The mitochondria are physically trapped along the channels (Figure 3). Since the height of the channel at the highest point is similar to the average diameter of mitochondria but the width is around two times larger, the channels act like a filter where fluid can pass through but individual mitochondria are trapped along the channels one by one. Due to variations in size of individual mitochondria and also the trapezoidal cross section of the channels, occasionally we see that one mitochondrion is trapped in some location in the channel, but a smaller mitochondrion can pass along the first mitochondrion and get trapped at a further location. Exact determination of trapping locations requires mathematical simulations, but based on our experimental observations we believe that mitochondria that are already trapped at the channel entrance due to the small height of the channel behave like obstacles that disrupt the flow in the narrow channel and create vertical components in the flow direction (vertical to the channel direction). The flow direction, variations in mitochondria size, and the trapezoidal cross section of the channel result in mitochondria getting trapped at random locations along the channel. We have found experimentally that for a flow rate of 10 μL/h, the concentration of mitochondria in the flow buffer that results in an appropriate number of trapped mitochondria for our imaging setup is around 50 μg/mL of mitochondrial protein. This is discussed in the Supporting Information (Figure S-10). This concentration is over an order of magnitude lower than what is used in most experiments.18,19 The number of trapped mitochondria for each experiment using the described conditions is generally 20−40 in the field of view. It is possible to increase the throughput by increasing the number of nanochannels and using an imaging system with higher resolution and larger field of view.
Δψm Assays
The mitochondria in our channels are vital and sustain a membrane potential. This can be demonstrated using the fluorescence dye JC-1
In Figure 4a-c, separate green and red fluorescence images of the same mitochondria are shown as well as their superposition over the bright-field image of the nanochannels. JC-1 stained mitochondria are provided with 10 mM sodium succinate and flown into channels with a rate of 10 μL/h. After 2 min the flow is stopped and the channels are imaged. Clearly, the mitochondria are trapped individually in the nanochannels, and a large percentage of them are bright red, indicating the membrane potential is still large. The blue bars in Figure 4d show the histogram of red/green fluorescence intensity for 31 mitochondria that were in the field of imaging. Around 80% of the mitochondria have a ratio of 3 or higher. As a control we performed the same experiment with substrate deprived mitochondria that are expected to have a lower membrane potential. The distribution of red/green fluorescence intensity ratio for mitochondria in this sample is shown by the white bars in Figure 4d. Out of 39 mitochondria, 65% have a ratio of 2 or lower.
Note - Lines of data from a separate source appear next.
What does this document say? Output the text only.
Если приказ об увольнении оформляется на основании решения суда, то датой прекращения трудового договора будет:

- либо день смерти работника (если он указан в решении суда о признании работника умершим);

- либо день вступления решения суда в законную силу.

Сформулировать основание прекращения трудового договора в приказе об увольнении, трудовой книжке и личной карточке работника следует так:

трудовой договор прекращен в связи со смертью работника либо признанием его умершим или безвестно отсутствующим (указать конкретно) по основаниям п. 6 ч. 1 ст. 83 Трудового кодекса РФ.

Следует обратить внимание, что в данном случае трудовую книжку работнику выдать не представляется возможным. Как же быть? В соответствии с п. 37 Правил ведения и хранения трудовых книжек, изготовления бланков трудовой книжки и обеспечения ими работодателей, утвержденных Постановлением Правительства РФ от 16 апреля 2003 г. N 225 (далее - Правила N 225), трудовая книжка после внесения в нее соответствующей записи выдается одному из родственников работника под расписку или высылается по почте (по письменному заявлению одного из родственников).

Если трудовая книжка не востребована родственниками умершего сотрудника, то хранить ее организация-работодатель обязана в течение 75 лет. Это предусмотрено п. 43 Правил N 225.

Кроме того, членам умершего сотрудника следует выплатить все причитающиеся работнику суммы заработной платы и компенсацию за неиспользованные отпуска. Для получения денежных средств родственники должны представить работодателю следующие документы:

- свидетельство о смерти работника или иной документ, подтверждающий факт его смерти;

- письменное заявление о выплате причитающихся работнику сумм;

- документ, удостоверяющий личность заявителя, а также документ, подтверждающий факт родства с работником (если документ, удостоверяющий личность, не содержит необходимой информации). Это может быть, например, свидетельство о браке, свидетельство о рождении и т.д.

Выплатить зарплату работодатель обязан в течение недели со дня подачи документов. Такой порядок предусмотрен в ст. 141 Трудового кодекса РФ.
Time Dependence of Δψm of Individual Mitochondria
To monitor the time dependent membrane potential we performed time-lapse microscopy of stained trapped mitochondria for over ten minutes with continuous illumination.
Mitochondria stained with 30 nM TMRM were introduced into our nanochannels, and an image was captured every 5 s, with an image acquisition time of 2.5 s per image. As can be seen in Figure 5, the fluorescence intensity from TMRM stained mitochondria remains relatively constant indicating that the trapped mitochondria maintain their membrane potential for a long time.
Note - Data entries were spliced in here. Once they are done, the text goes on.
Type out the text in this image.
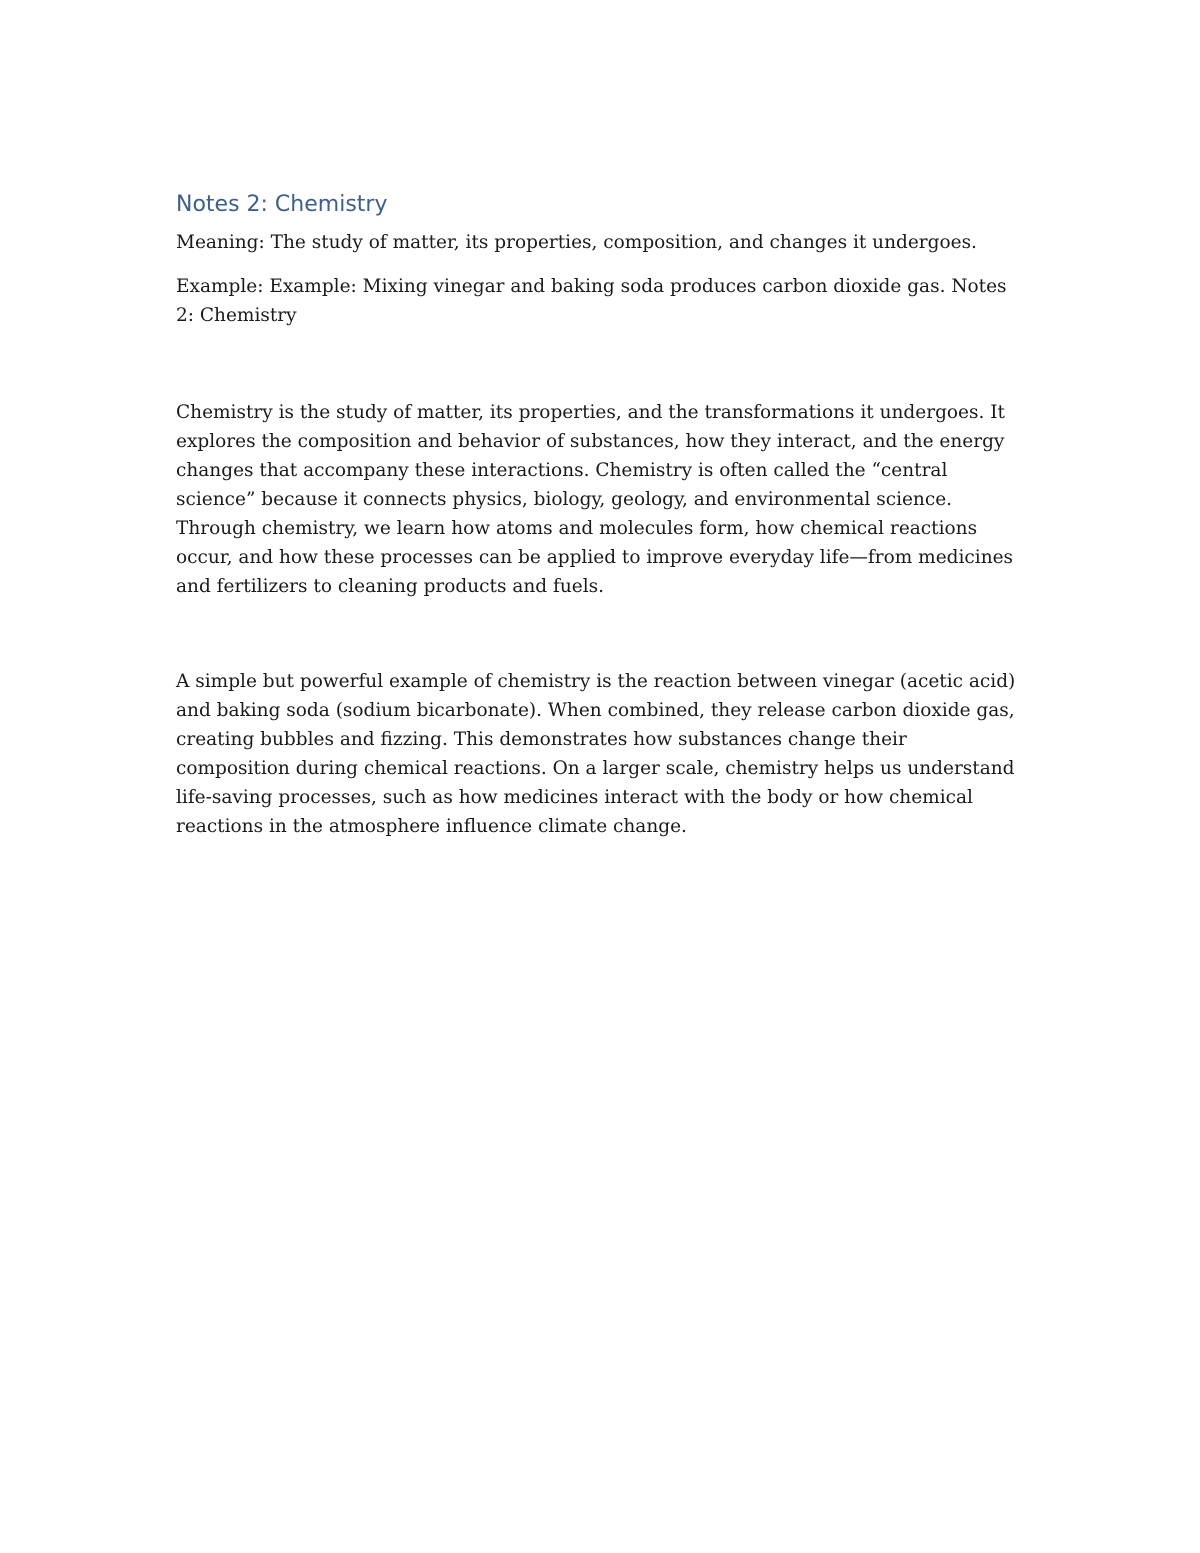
Notes 2: Chemistry

Meaning: The study of matter, its properties, composition, and changes it undergoes.

Example: Example: Mixing vinegar and baking soda produces carbon dioxide gas. Notes 2: Chemistry

Chemistry is the study of matter, its properties, and the transformations it undergoes. It explores the composition and behavior of substances, how they interact, and the energy changes that accompany these interactions. Chemistry is often called the “central science” because it connects physics, biology, geology, and environmental science. Through chemistry, we learn how atoms and molecules form, how chemical reactions occur, and how these processes can be applied to improve everyday life—from medicines and fertilizers to cleaning products and fuels.

A simple but powerful example of chemistry is the reaction between vinegar (acetic acid) and baking soda (sodium bicarbonate). When combined, they release carbon dioxide gas, creating bubbles and fizzing. This demonstrates how substances change their composition during chemical reactions. On a larger scale, chemistry helps us understand life-saving processes, such as how medicines interact with the body or how chemical reactions in the atmosphere influence climate change.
The substrate response and MMP experiments described next were performed using JC-1. Because of our microscope setup we can only use one filter cube at a time for time-lapse fluorescence microscopy and we cannot measure both red and green simultaneously, so we only monitored the red intensity (which has been reported to be linearly correlated with membrane potential).20 To account for the inaccuracies such as those caused by the apparent size of mitochondria compared to their real size that might be caused by using the red fluorescence only, we are showing the normalized traces for each mitochondrion. Each trace is divided by the fluorescence intensity measured for that mitochondrion at time zero, so that all the traces start at intensity of one. This way we are not comparing different mitochondria, but we are looking at the trend of membrane potential change for one mitochondrion.
Substrate Modulation Δψm of Individual Mitochondria
Without OXPHOS substrates, the electron transport chain is idle, and the membrane potential remains in its basal, resting state. In order to demonstrate the ability to chemically modulate the electron transport chain and the bioenergetic state of the mitochondria in our nanochannels, we performed a series of experiments with and without OXPHOS substrates pyruvate/malate present in the respiration buffer.
In Figure 6, we show two sets of experiments in which the mitochondria are labeled and imaged with JC-1. In (a), substrates are not used. In (b), OXPHOS substrates, 5 mM pyruvate and 5 mM malate, are added to JC-1 stained mitochondria respiration buffer just before flowing the mitochondria in the channels. This activates the electron transport chain and initially increases the mitochondrial membrane potential Δψm. As mitochondria gradually consume the substrates, the substrate concentration decreases; therefore, the membrane potential and fluorescence intensity gradually drop and become identical to the sample without substrates (Supporting Information Figure S-5).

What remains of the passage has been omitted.